UNITED STATES COURT OF APPEALS FOR THE SECOND CIRCUIT
March 20, 1979
CHARLES EDWARD MARTIN, PETITIONER-APPELLANT,
UNITED STATES OF AMERICA, RESPONDENT-APPELLEE.
Appeal from the United States District Court for the Eastern District of New York.
Present: HONORABLE IRVING R. KAUFMAN, Chief Judge.
HONORABLE MURRAY I. GURFEIN, Circuit Judge.
HONORABLE JACOB MISHLER, District Judge, sitting by designation.
This cause came on to be heard on the transcript of record from the United States District Court for the Eastern District of New York, and was submitted.
ON CONSIDERATION WHEREOF, it is now hereby ordered, adjudged, and decreed that the order of said District Court be and it hereby is affirmed.
1. Since it is well established that the substantive crime of bank robbery is separate and distinct from the offense of conspiracy to commit that crime, it was not improper for Judge Bartels to sentence Martin separately for his violations of 18 U.S.C. § 2113(d) and 18 U.S.C. § 371. See, United States v. Vasquez, 504 F.2d 555 (5th Cir. 1975); United States v. Welty, 426 F.2d 615, 619 n.15 (3d Cir. 1970).

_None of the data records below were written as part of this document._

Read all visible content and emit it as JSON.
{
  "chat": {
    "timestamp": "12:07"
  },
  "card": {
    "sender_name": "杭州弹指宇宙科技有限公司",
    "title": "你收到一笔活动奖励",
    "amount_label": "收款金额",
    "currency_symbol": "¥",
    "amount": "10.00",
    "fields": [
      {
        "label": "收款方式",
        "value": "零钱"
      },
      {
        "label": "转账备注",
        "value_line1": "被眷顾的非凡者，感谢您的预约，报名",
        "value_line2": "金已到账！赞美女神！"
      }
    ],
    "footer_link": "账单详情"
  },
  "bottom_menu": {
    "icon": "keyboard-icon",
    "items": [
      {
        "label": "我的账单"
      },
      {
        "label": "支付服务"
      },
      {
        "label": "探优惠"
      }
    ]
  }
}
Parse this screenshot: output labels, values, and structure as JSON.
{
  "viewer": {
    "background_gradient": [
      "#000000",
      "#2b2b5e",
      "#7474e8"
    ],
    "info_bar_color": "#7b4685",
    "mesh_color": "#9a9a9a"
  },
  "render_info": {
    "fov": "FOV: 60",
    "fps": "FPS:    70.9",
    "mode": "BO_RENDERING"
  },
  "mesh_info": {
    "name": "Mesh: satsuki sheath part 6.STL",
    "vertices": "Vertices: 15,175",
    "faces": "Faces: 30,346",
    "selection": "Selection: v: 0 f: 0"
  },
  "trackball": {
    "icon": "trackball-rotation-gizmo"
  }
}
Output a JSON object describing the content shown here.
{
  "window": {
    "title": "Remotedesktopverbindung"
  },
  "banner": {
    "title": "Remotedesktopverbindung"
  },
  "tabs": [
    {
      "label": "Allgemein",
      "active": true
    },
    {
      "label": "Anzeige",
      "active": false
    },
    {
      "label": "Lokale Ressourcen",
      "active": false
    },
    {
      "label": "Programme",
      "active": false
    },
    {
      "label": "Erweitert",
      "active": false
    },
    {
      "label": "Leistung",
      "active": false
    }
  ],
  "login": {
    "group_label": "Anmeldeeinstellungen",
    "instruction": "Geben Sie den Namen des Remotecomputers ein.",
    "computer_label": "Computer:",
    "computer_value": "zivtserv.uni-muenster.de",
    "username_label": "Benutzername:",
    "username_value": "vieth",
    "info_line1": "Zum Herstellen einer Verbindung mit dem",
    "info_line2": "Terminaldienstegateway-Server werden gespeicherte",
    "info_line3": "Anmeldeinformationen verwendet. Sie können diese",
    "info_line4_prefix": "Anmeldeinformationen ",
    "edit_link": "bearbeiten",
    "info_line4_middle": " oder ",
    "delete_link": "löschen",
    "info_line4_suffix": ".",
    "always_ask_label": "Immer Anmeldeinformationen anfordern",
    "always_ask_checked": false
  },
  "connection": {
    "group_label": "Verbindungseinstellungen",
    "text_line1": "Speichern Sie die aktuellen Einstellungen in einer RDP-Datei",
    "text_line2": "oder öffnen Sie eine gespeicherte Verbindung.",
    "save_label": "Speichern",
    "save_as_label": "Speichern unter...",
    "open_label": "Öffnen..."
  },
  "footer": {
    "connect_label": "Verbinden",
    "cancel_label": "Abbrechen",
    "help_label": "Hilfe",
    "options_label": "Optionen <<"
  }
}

2. Assuming that Martin's presentence report erroneously stated that the cache of armaments discovered in his apartment included a machine gun, such an error was not material when the district judge stated that he would have imposed the same sentence in any event because of the seriousness of the offense and the defendant's prior criminal record. Ferranto v. United States, 507 F.2d 408, 409 (2d Cir. 1974) (per curiam). See United States v. Needles, 472 F.2d 809, 816 (2d Cir. 1970). Nor was it necessary for Judge Bartels to hold an evidentiary hearing before ruling as he did. Id.
3. Assuming arguendo that the alleged misinformation in his presentence report will, as Martin contends, affect the future decisions of the Parole Commission, it is nevertheless clear that the sentencing court does not have authority to revise a lawful sentence solely for this reason. See Dioguardi v. United States, 587 F.2d 572 (2d Cir. 1978).